The other menu bar trackers
A few competitors live in the same neighborhood, and the design comparison tells you something.
Tyme has a beautiful menu bar pill but the app is project-driven — you pick a project, you start a timer. The menu bar is for managing the manual timer. Different product, different design pressure.
Timing has a menu bar element that shows the currently tracked task name with a small live timer. Cleaner than Toggl's, but the panel below is dense and feels like a desktop app squeezed into the dropdown.
Toggl Track has a menu bar item that's mostly a launcher for the dock app. You click it and the dock window pops to front. The menu bar is incidental, not load-bearing.
Apple's own Screen Time doesn't have a menu bar item at all. To see your day, you open System Settings, navigate three levels deep, and read a chart that updates daily.
The thing each of these is missing — at least from our perspective — is the glanceability of the active app. None of them show, in the menu bar itself, "this is the app you're being tracked as, this is how long it's been." That's the first answer the pill should give. We made that the most important thing the pill does.

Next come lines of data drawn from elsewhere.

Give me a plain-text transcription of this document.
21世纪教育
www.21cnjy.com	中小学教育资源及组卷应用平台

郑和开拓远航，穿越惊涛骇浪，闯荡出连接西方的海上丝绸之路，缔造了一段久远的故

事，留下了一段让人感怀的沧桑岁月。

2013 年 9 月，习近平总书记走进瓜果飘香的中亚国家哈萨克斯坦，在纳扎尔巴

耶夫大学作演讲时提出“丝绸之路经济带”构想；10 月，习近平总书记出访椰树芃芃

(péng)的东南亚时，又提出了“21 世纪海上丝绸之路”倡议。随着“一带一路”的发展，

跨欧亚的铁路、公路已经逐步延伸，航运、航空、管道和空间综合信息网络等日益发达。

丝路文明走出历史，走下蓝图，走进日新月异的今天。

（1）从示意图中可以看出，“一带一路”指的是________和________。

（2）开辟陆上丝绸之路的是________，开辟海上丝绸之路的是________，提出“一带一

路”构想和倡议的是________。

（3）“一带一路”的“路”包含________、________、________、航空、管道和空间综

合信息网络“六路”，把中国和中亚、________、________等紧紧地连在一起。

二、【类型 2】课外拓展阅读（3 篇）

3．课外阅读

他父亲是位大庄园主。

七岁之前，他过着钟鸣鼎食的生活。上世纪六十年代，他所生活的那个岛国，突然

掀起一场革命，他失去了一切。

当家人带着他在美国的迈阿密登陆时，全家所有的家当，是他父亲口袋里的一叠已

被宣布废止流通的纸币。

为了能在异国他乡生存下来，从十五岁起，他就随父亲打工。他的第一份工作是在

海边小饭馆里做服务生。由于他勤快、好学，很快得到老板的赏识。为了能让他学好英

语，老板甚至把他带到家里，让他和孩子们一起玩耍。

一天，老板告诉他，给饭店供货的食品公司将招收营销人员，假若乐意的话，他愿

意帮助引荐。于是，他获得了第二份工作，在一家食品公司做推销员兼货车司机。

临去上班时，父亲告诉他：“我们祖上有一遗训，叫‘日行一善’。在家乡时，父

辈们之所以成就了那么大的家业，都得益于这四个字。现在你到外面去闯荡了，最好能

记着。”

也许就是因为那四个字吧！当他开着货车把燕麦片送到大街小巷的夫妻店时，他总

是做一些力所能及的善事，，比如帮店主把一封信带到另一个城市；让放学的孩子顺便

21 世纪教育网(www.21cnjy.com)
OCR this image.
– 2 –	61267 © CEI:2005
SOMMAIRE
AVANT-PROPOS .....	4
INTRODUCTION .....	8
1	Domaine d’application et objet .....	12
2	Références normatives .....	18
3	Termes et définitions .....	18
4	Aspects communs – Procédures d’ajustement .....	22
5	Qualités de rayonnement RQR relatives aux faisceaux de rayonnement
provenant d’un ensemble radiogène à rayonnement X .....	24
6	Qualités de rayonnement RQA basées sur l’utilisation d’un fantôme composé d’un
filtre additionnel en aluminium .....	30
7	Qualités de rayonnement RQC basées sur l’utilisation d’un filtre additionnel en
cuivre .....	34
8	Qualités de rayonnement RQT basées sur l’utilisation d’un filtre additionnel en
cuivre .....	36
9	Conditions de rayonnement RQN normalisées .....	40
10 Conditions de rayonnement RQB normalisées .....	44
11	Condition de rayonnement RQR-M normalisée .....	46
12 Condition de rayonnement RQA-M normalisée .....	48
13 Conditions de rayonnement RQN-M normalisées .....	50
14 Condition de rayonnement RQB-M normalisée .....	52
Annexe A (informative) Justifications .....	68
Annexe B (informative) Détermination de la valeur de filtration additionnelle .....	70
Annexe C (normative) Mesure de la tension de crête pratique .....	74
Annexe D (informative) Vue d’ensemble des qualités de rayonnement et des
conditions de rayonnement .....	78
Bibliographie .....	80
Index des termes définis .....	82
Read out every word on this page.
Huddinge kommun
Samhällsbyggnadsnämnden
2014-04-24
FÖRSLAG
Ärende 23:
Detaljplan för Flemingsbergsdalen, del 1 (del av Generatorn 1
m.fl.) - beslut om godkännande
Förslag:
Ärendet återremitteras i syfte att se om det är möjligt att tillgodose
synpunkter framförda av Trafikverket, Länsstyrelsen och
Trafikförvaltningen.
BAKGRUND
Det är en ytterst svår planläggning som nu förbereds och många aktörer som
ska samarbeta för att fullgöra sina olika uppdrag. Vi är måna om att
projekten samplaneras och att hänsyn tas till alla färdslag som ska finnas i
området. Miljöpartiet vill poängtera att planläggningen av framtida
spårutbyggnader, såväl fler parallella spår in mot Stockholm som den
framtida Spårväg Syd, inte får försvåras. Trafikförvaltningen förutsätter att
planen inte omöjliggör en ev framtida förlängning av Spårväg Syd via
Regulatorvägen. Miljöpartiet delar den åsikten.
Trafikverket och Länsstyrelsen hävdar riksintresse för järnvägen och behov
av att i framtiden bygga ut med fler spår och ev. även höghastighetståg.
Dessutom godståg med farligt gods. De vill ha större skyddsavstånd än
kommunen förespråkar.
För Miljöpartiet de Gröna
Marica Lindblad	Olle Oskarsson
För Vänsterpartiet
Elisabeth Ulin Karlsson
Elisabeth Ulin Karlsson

What the menu bar can't do
I want to name the limits before someone else does.
The menu bar is not where you do deep analysis. The Today view, in a regular window, is where you scrub the timeline, drill into apps, look at the week. The menu bar panel is the quick check. Don't try to replicate the Today view in the dropdown — it will be cramped, the text will be too small, and the chart won't fit. We tried. It didn't work. The dropdown shows summaries. The window shows detail.
The menu bar is also limited by macOS in ways most users don't notice. You can't make the menu bar item taller than the menu bar. You can't have animated content there (well, you can, but the OS will sometimes hide your icon under "more icons" in a small menu bar). You can't show images larger than ~22 pixels tall. Every design decision in the pill happens under these constraints.
The shape that emerged
After a year of iteration, the menu bar tracker shape settled into something simple:
- One pill that names the active app, colors it, and times it
- One panel that summarizes the day in one scroll
- Five buttons to do the five things you'll actually do
- The full Today view in a window, for when you want to look hard
Most of the design work was cutting things that didn't earn their place. The version of Timex that shipped is several rounds of "we don't need this" away from the version that I first sketched. Each removal made the menu bar a tiny bit easier to ignore until you needed it.
That's the test. If you have to learn to use a menu bar app, the design failed. The good ones disappear into the menu bar and only come back when you ask.
Open the pill and see how little it gets in your way.